Hello, found the Feb. thread, thanks Kathleen (IBelieve) for starting it
I am married, 54 yrs old, 2 grown sons, and funny dog Eddie. My winter job is deli/cashier from November to April and I hate it and hate my evil boss; my summer job is pastry chef at a private lodge in the woods and I love that one! I have somewhat controlled depression; I take Wellbutrin, I work out about 4 to 5 x's a week, and I 'come alive' in summer when I can live on my motorcycle I am a lifelong yo-yo dieter, have a distorted body image, and am working on more positive thoughts daily.
Lira - real sorry you had words with your mom...do you live close or is it by phone? If it is such a toxic relationship, is it possible to just keep distance..really sorry about that. And the work situation, why are there always people that are so ruthless
Hi Invinceable1, real sorry you also have to deal with backstabbing colleagues! especially on a Sunday! and we HOPE so much that your eye problem will be alright?? don't know what the situation is but our eyes are sooo precious. Hope you are OK today
Hi flower123, welcome back I hope you find it supportive here. If you live in Vt. but don't love winter then that is in itself a reason to be depressed! at least it's still light at 5 pm. Hey you don't need to apologize for expressing any negative thoughts, but you are right that it sure does help to try to train ourselves to go positive. Hope you are doing good today
Hello thewickedcityx, welcome and sorry you are feeling depressed and anxious! but kudos to you for still going to your personal training appointment after a falling out, good for you!
Hi Fi and I'm glad you like February! you can have my share of it I just think of it as a month to 'get through'.
Hi Kathleen and we are soooo pulling for GOOD news about your health!!
I've been trying to stick to my working out at least 4 x's a week but my eating is feeling out of control. Possibly when I see signs of Spring is when I can focus better. Usually at this time of year I am at least trying and slipping up but I'm not even able to 'try' ! I have a huge "plus" that my husband has been restricting carbs for himself since October and has lost weight..he cooks dinner every night and I am so lucky for that! but I can't feel satisfied without a piece of toast after dinner.

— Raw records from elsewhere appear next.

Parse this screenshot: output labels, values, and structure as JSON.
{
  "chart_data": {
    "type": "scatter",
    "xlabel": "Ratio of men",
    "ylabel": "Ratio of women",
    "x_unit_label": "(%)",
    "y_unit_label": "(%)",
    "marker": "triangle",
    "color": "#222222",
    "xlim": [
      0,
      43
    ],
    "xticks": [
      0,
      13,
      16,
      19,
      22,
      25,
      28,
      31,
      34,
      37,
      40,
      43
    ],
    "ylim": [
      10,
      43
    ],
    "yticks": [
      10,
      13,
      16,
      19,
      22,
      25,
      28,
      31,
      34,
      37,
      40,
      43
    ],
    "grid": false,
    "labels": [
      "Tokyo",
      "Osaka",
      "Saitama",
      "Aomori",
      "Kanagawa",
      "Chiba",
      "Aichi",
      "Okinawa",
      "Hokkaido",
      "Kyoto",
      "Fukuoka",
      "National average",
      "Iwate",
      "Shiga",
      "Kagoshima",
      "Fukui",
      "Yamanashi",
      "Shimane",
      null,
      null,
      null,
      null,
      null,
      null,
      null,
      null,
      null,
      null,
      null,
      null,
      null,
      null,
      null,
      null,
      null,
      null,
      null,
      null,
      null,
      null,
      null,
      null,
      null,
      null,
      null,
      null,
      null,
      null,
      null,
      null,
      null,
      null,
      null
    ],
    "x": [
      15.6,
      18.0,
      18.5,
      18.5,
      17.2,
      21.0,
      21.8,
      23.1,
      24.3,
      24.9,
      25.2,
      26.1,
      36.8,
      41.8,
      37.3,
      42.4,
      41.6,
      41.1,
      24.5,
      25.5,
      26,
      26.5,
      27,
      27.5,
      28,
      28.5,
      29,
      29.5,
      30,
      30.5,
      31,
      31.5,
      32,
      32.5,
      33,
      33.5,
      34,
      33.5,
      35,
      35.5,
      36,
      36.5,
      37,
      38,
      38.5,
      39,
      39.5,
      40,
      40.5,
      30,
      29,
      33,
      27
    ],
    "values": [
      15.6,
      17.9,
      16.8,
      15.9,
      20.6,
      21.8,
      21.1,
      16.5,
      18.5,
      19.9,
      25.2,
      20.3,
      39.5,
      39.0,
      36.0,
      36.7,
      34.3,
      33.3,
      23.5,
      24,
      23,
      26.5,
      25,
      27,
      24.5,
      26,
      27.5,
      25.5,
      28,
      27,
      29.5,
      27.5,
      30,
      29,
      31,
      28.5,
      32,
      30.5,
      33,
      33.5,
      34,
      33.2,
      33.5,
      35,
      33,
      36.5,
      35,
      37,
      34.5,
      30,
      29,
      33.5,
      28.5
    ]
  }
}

I've been over my cold for almost 2 weeks but i am still so full of gook that I can't be anywhere without my Puffs tissues to get rid of it. I guess I should be glad that it's draining instead of stuck in head or chest.
Holly - but my road name is Cupcake
My program - Modified South Beach & exercise at home. Slacked last summer and now need to lose the regain. My motorcycle - '04 Honda VTX 1300C. Candy Apple Red!